Designed with context in mind, stadium architecture engages the campus and becomes a prominent element on the Harrisonburg, VA, skyline. A striking feature is the cantilevered top tier section of the west grandstand, which creates a dynamic form against the backdrop of campus and adjacent mountains.
The palette of exterior materials includes painted steel, precast concrete, masonry, clear glazing with aluminum framing, and metal panel systems, all of which are lifecycle appropriate and respond to adjacent buildings. Select areas feature the school colors of purple and gold.
“You get an SEC football feel when you walk into the place. It’s very impressive. There are two reactions we always get. One is like going through the White House or seeing the Empire State Building for the first time – you just say, ‘Wow,’” says Mickey Matthews, head football coach. “The second is that people are speechless. They just don’t say anything.”
The clean, modern interior creates a sense of openness and provides visual connection to the field. Finishes were selected for durability and ease of maintenance.
The lower concourse level features concessions and a fan shop, while the lower service level includes a commercial kitchen, commissary facility, and loading dock. The club level contains an 8,000-square-foot lounge, and the suite level houses 15 luxury suites and the President’s suite. The upper tier holds a 6,500-square-foot press box.
The complex includes a premium parking deck connected to the club and suite areas and two escalators for VIP access from the main entrance. The indoor and outdoor suites feature interior and exterior flat screen monitors, while the video scoreboard in the south end zone is the largest in the FCS.
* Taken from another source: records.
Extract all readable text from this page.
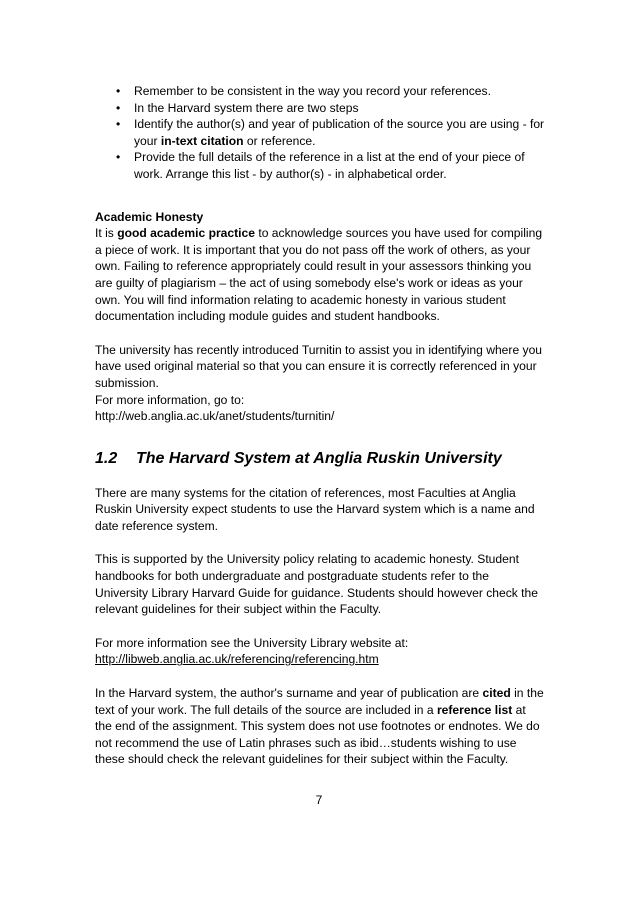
• Remember to be consistent in the way you record your references.
• In the Harvard system there are two steps
• Identify the author(s) and year of publication of the source you are using - for your in-text citation or reference.
• Provide the full details of the reference in a list at the end of your piece of work. Arrange this list - by author(s) - in alphabetical order.

Academic Honesty

It is good academic practice to acknowledge sources you have used for compiling a piece of work. It is important that you do not pass off the work of others, as your own. Failing to reference appropriately could result in your assessors thinking you are guilty of plagiarism – the act of using somebody else's work or ideas as your own. You will find information relating to academic honesty in various student documentation including module guides and student handbooks.

The university has recently introduced Turnitin to assist you in identifying where you have used original material so that you can ensure it is correctly referenced in your submission.

For more information, go to:

http://web.anglia.ac.uk/anet/students/turnitin/

1.2	The Harvard System at Anglia Ruskin University

There are many systems for the citation of references, most Faculties at Anglia Ruskin University expect students to use the Harvard system which is a name and date reference system.

This is supported by the University policy relating to academic honesty. Student handbooks for both undergraduate and postgraduate students refer to the University Library Harvard Guide for guidance. Students should however check the relevant guidelines for their subject within the Faculty.

For more information see the University Library website at:

http://libweb.anglia.ac.uk/referencing/referencing.htm

In the Harvard system, the author's surname and year of publication are cited in the text of your work. The full details of the source are included in a reference list at the end of the assignment. This system does not use footnotes or endnotes. We do not recommend the use of Latin phrases such as ibid…students wishing to use these should check the relevant guidelines for their subject within the Faculty.

7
A challenging task was finishing the two-year project without disrupting the sporting seasons. While many questioned the schedule’s feasibility, a team commitment enabled completion on time. A phased approach resulted in no net loss of seats during the first year, even though the project required demolishing existing seating, building the new grandstand, and using temporary seating.
The dense, urban nature of the site posed problems to circulation routes around the parking deck, Plecker Athletic Center, Godwin Hall, and stadium field. Additionally, the design of the site, including a flood wall, was coordinated with the Army Corps of Engineers, which had jurisdiction over part of the site located within the 100-year flood plan.
Various other challenges included design, budget, and constructability issues, as well as weather; one of the worst winters in recent history hit during the first phase of the project. However, through ongoing effort and teamwork between the designers, contractors, and university, everyone remained focused. The schedule was maintained, whether it required double shifts or driving concrete foundation piles through snow and ice.
“I have worked on a lot of capital projects over the past 35 years and this project, by far, has been the best one I have ever been associated with,” says Charlie King, vice president of administration and finance at JMU. “The professionalism and teamwork on this project is a model for how capital projects should be managed.”
The aim of furthering the JMU brand and creating a strengthened home field advantage was achieved, says Nasis. “The project has dramatically improved the game day experience for the community and formed the type of enduring, energy-filled environment that will build a proud football tradition,” he adds.